The random picker and the ladder game both travel well — they exist in essentially every culture, just with different names and different cultural baggage. Here is how each shows up in the nine languages DropRandom currently supports, with one note about the local context where the game lives.
English
The plain phrases are drawing lots, drawing straws, or simply random picker on the digital side. Drawing lots has biblical and ancient-Greek roots; drawing straws is the schoolyard, friend-group version, and is still the default way to settle a small group disagreement in much of the English-speaking world.
한국어 (Korean)
The picker is 제비뽑기 (jebi-ppopgi), where 제비 originally meant a folded paper strip with a fortune inside.

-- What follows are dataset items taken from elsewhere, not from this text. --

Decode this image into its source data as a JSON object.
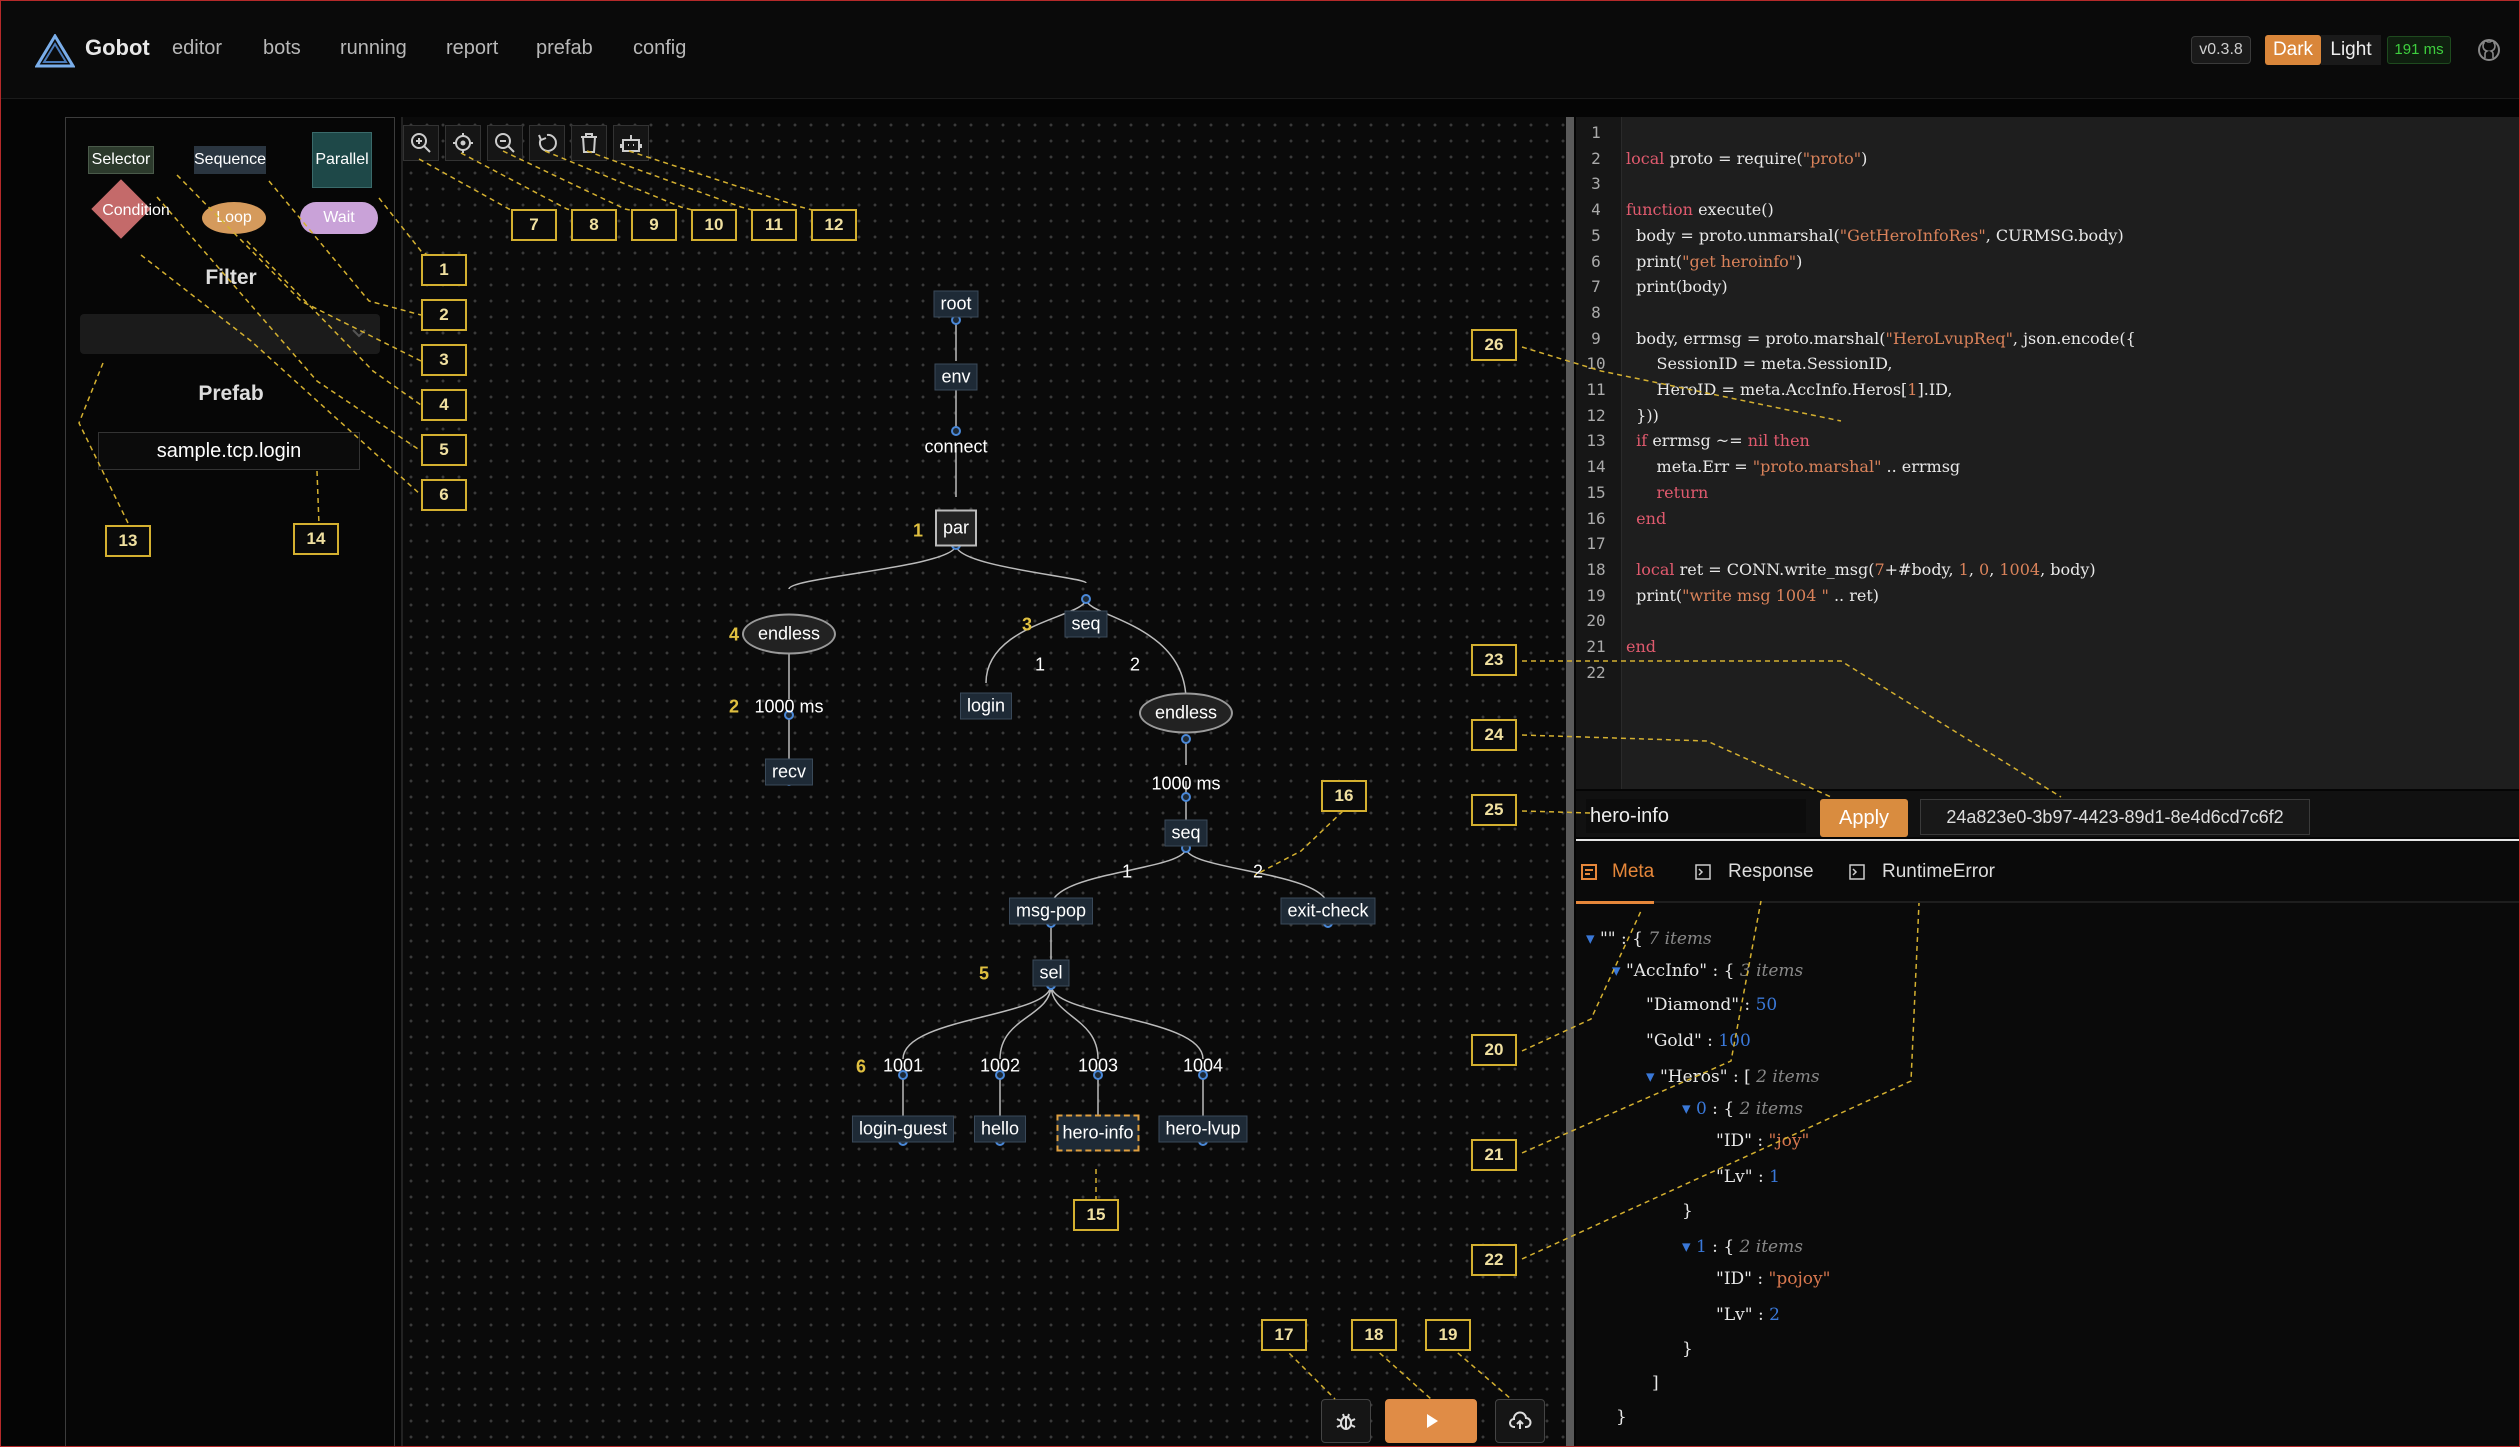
{
  "header": {
    "brand": "Gobot",
    "nav": [
      "editor",
      "bots",
      "running",
      "report",
      "prefab",
      "config"
    ],
    "version": "v0.3.8",
    "theme_dark": "Dark",
    "theme_light": "Light",
    "latency": "191 ms"
  },
  "palette": {
    "selector": "Selector",
    "sequence": "Sequence",
    "parallel": "Parallel",
    "condition": "Condition",
    "loop": "Loop",
    "wait": "Wait"
  },
  "left": {
    "filter_title": "Filter",
    "prefab_title": "Prefab",
    "prefab_item": "sample.tcp.login"
  },
  "tree": {
    "nodes": {
      "root": "root",
      "env": "env",
      "connect": "connect",
      "par": "par",
      "endless1": "endless",
      "seq1": "seq",
      "wait1": "1000 ms",
      "login": "login",
      "endless2": "endless",
      "recv": "recv",
      "wait2": "1000 ms",
      "seq2": "seq",
      "msgpop": "msg-pop",
      "exitcheck": "exit-check",
      "sel": "sel",
      "c1001": "1001",
      "c1002": "1002",
      "c1003": "1003",
      "c1004": "1004",
      "loginguest": "login-guest",
      "hello": "hello",
      "heroinfo": "hero-info",
      "herolvup": "hero-lvup"
    },
    "indexes": {
      "i1": "1",
      "i2": "2",
      "i3": "3",
      "i4": "4",
      "i5": "5",
      "i6": "6"
    },
    "edges": {
      "e1": "1",
      "e2": "2",
      "e3": "1",
      "e4": "2"
    }
  },
  "editor": {
    "lines": [
      "",
      "local proto = require(\"proto\")",
      "",
      "function execute()",
      "  body = proto.unmarshal(\"GetHeroInfoRes\", CURMSG.body)",
      "  print(\"get heroinfo\")",
      "  print(body)",
      "",
      "  body, errmsg = proto.marshal(\"HeroLvupReq\", json.encode({",
      "      SessionID = meta.SessionID,",
      "      HeroID = meta.AccInfo.Heros[1].ID,",
      "  }))",
      "  if errmsg ~= nil then",
      "      meta.Err = \"proto.marshal\" .. errmsg",
      "      return",
      "  end",
      "",
      "  local ret = CONN.write_msg(7+#body, 1, 0, 1004, body)",
      "  print(\"write msg 1004 \" .. ret)",
      "",
      "end",
      ""
    ]
  },
  "apply": {
    "node_name": "hero-info",
    "apply_label": "Apply",
    "uuid": "24a823e0-3b97-4423-89d1-8e4d6cd7c6f2"
  },
  "tabs": {
    "meta": "Meta",
    "response": "Response",
    "runtime": "RuntimeError"
  },
  "json": {
    "root_key": "\"\"",
    "root_count": "7 items",
    "accinfo": "\"AccInfo\"",
    "accinfo_count": "3 items",
    "diamond": "\"Diamond\"",
    "diamond_v": "50",
    "gold": "\"Gold\"",
    "gold_v": "100",
    "heros": "\"Heros\"",
    "heros_count": "2 items",
    "i0": "0",
    "i0_count": "2 items",
    "id0": "\"ID\"",
    "id0_v": "\"joy\"",
    "lv0": "\"Lv\"",
    "lv0_v": "1",
    "i1": "1",
    "i1_count": "2 items",
    "id1": "\"ID\"",
    "id1_v": "\"pojoy\"",
    "lv1": "\"Lv\"",
    "lv1_v": "2"
  },
  "callouts": [
    "1",
    "2",
    "3",
    "4",
    "5",
    "6",
    "7",
    "8",
    "9",
    "10",
    "11",
    "12",
    "13",
    "14",
    "15",
    "16",
    "17",
    "18",
    "19",
    "20",
    "21",
    "22",
    "23",
    "24",
    "25",
    "26"
  ],
  "icons": {
    "zoom_in": "zoom-in-icon",
    "center": "crosshair-icon",
    "zoom_out": "zoom-out-icon",
    "undo": "undo-icon",
    "delete": "trash-icon",
    "bot": "bot-icon",
    "debug": "bug-icon",
    "run": "play-icon",
    "upload": "cloud-upload-icon"
  },
  "colors": {
    "accent": "#e6873a",
    "callout": "#d4b030"
  }
}
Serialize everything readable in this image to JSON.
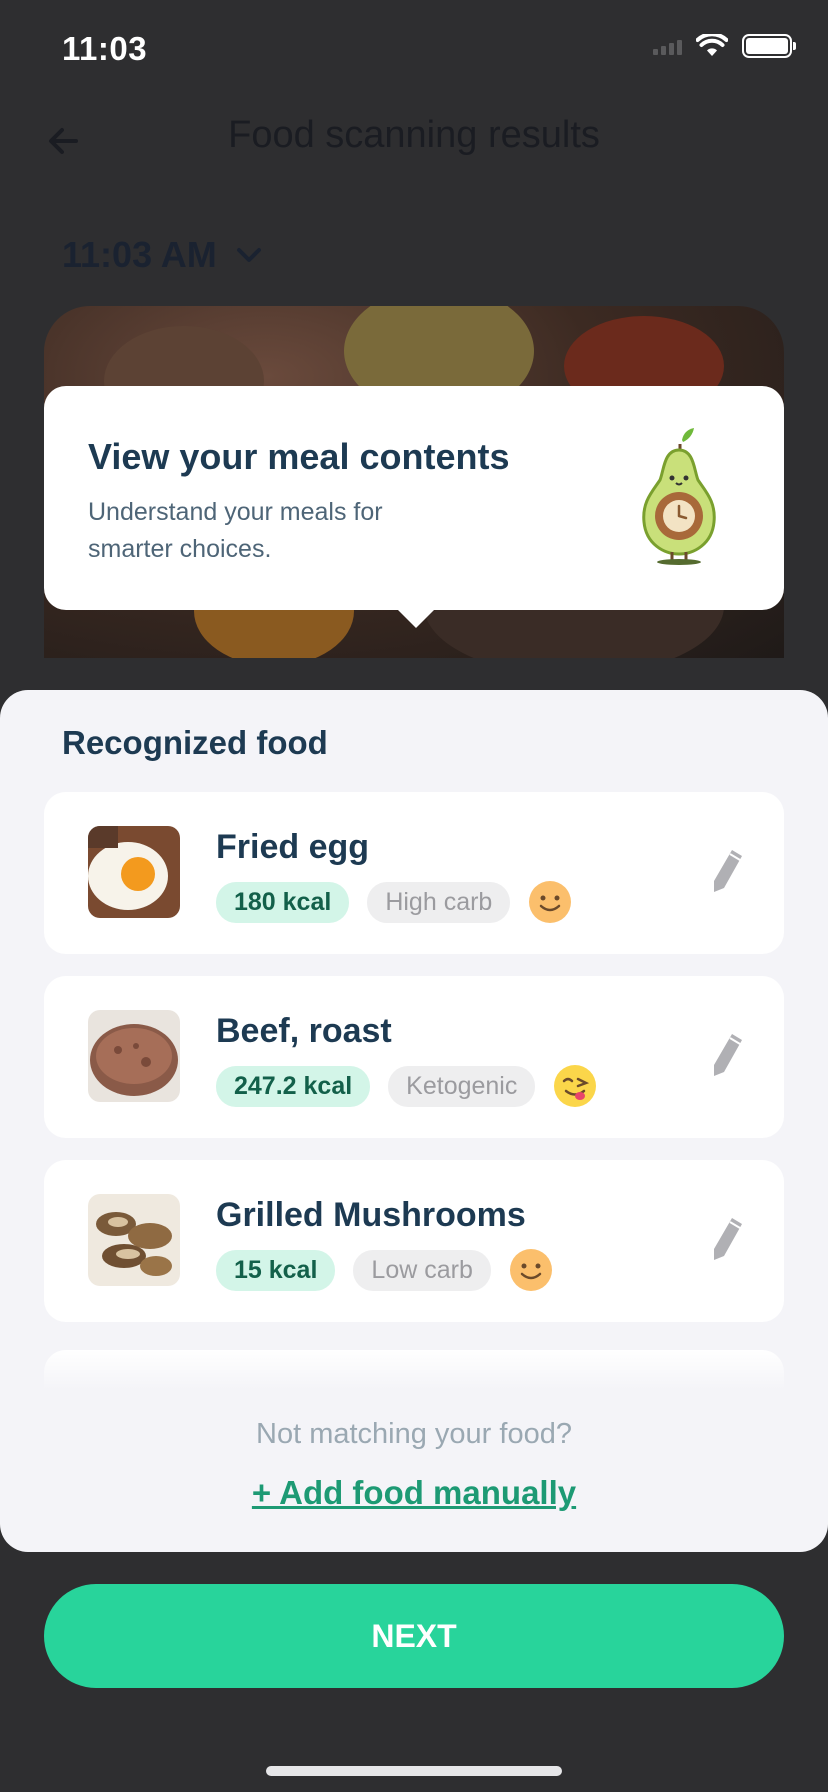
{
  "status": {
    "time": "11:03"
  },
  "header": {
    "title": "Food scanning results",
    "back_icon": "arrow-left-icon"
  },
  "time_select": {
    "value": "11:03 AM",
    "icon": "chevron-down-icon"
  },
  "tooltip": {
    "title": "View your meal contents",
    "text": "Understand your meals for smarter choices.",
    "illustration": "pear-clock-mascot"
  },
  "recognized": {
    "title": "Recognized food",
    "items": [
      {
        "name": "Fried egg",
        "kcal": "180 kcal",
        "diet": "High carb",
        "emoji": "smile-icon",
        "thumb": "fried-egg-photo"
      },
      {
        "name": "Beef, roast",
        "kcal": "247.2 kcal",
        "diet": "Ketogenic",
        "emoji": "yum-icon",
        "thumb": "roast-beef-photo"
      },
      {
        "name": "Grilled Mushrooms",
        "kcal": "15 kcal",
        "diet": "Low carb",
        "emoji": "smile-icon",
        "thumb": "mushrooms-photo"
      }
    ]
  },
  "footer": {
    "not_matching": "Not matching your food?",
    "add_manual": "+ Add food manually"
  },
  "next_label": "NEXT",
  "colors": {
    "accent": "#28d49b",
    "title": "#1d3a52",
    "kcal_bg": "#d3f5e8",
    "overlay": "#2e2e30"
  }
}
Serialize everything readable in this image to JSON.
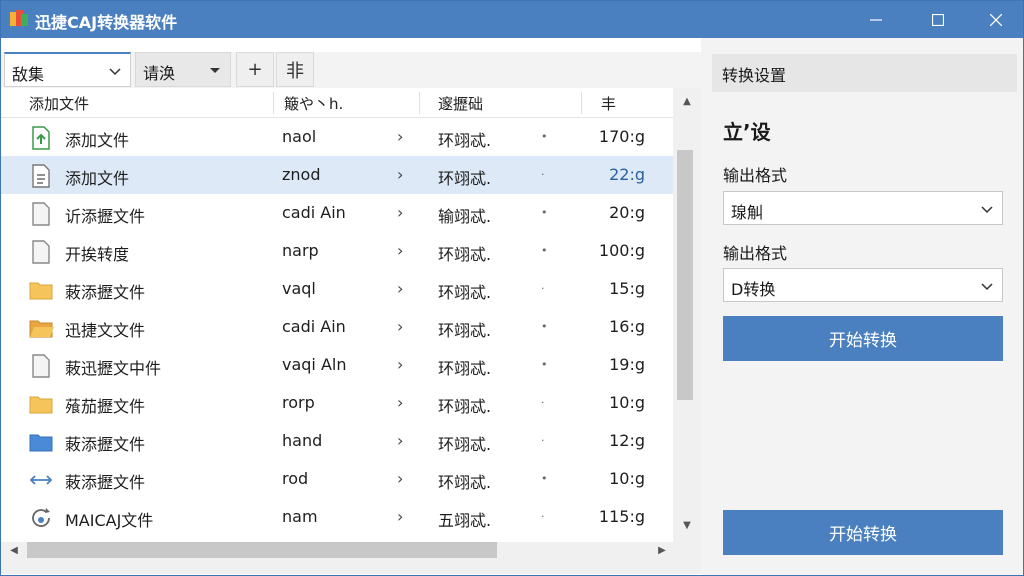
{
  "app": {
    "title": "迅捷CAJ转换器软件",
    "colors": {
      "accent": "#4a80bf",
      "selected_row": "#dde9f7"
    }
  },
  "toolbar": {
    "combo1": "敌集",
    "combo2": "请涣",
    "plus": "+",
    "list": "非"
  },
  "table": {
    "headers": [
      "添加文件",
      "簸や丶h.",
      "邃攊础",
      "丰"
    ],
    "rows": [
      {
        "icon": "file-add-icon",
        "name": "添加文件",
        "code": "naol",
        "chev": "›",
        "format": "环翊忒.",
        "dot": "•",
        "size": "170:g"
      },
      {
        "icon": "document-icon",
        "name": "添加文件",
        "code": "znod",
        "chev": "›",
        "format": "环翊忒.",
        "dot": "·",
        "size": "22:g"
      },
      {
        "icon": "blank-file-icon",
        "name": "䜣添攊文件",
        "code": "cadi Ain",
        "chev": "›",
        "format": "输翊忒.",
        "dot": "•",
        "size": "20:g"
      },
      {
        "icon": "blank-file-icon",
        "name": "开挨转度",
        "code": "narp",
        "chev": "›",
        "format": "环翊忒.",
        "dot": "•",
        "size": "100:g"
      },
      {
        "icon": "folder-icon",
        "name": "蓛添攊文件",
        "code": "vaql",
        "chev": "›",
        "format": "环翊忒.",
        "dot": "·",
        "size": "15:g"
      },
      {
        "icon": "open-folder-icon",
        "name": "迅捷文文件",
        "code": "cadi Ain",
        "chev": "›",
        "format": "环翊忒.",
        "dot": "•",
        "size": "16:g"
      },
      {
        "icon": "blank-file-icon",
        "name": "蓛迅攊文中件",
        "code": "vaqi Aln",
        "chev": "›",
        "format": "环翊忒.",
        "dot": "•",
        "size": "19:g"
      },
      {
        "icon": "folder-icon",
        "name": "蕵茄攊文件",
        "code": "rorp",
        "chev": "›",
        "format": "环翊忒.",
        "dot": "·",
        "size": "10:g"
      },
      {
        "icon": "blue-folder-icon",
        "name": "蓛添攊文件",
        "code": "hand",
        "chev": "›",
        "format": "环翊忒.",
        "dot": "·",
        "size": "12:g"
      },
      {
        "icon": "arrows-icon",
        "name": "蓛添攊文件",
        "code": "rod",
        "chev": "›",
        "format": "环翊忒.",
        "dot": "•",
        "size": "10:g"
      },
      {
        "icon": "refresh-icon",
        "name": "MAICAJ文件",
        "code": "nam",
        "chev": "›",
        "format": "五翊忒.",
        "dot": "·",
        "size": "115:g"
      }
    ]
  },
  "settings": {
    "header": "转换设置",
    "section": "立’设",
    "label1": "输出格式",
    "select1": "瑔觓",
    "label2": "输出格式",
    "select2": "D转换",
    "start_button": "开始转换",
    "start_button_bottom": "开始转换"
  }
}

The ladder game is 사다리타기 (sadari-tagi), literally ladder climbing. The ladder game is so common in Korean offices that "let us spin the sadari" is a normal phrase at work for any small decision.
日本語 (Japanese)
The picker is くじ引き (kuji-biki). The ladder game is あみだくじ (amida-kuji), named after the Buddha Amida (Amitabha) whose halo's radiating lines inspired the early shape of the game. You will still find amida-kuji played by hand in Japanese classrooms and on variety shows.
中文 (Chinese)
Drawing lots is 抽签 (chōu-qiān). The ladder game is 鬼脚图 (guǐ-jiǎo-tú), ghost-leg diagram, named after the slightly eerie look of the horizontal connectors. Chinese temples still use the related practice of 求籤 (qiú-qiān) — shaking a bamboo cup of numbered sticks at a shrine altar to ask for a fortune.
Deutsch (German)
A random draw is Losentscheid or Auslosung. Strohhalme ziehen (drawing straws) is the casual phrase. Das Los entscheidet, literally the lot decides, is still common legal and bureaucratic language for tie-breaking.
Français (French)
The phrase is tirage au sort. Tirer à la courte paille (drawing the short straw) is the schoolyard version. À pile ou face covers the coin-flip case.
Русский (Russian)
Drawing lots is жеребьёвка (zherebyovka), from a word meaning a small piece. The lots themselves were originally split sticks or chips.
العربية (Arabic)
Casting lots is القُرعة (al-qur'a). The practice has roots in pre-Islamic and early Islamic legal tradition and is still used in modern Arabic-speaking jurisdictions for things like allocating Hajj pilgrimage slots when demand exceeds the country's quota.
Polski (Polish)
Drawing lots is losowanie. Ciągnąć losy, literally to draw lots, is the everyday phrase. The word kości (literally bones) survives as the word for dice from when actual knucklebones were the random source.
The games are old. The hardware just keeps changing.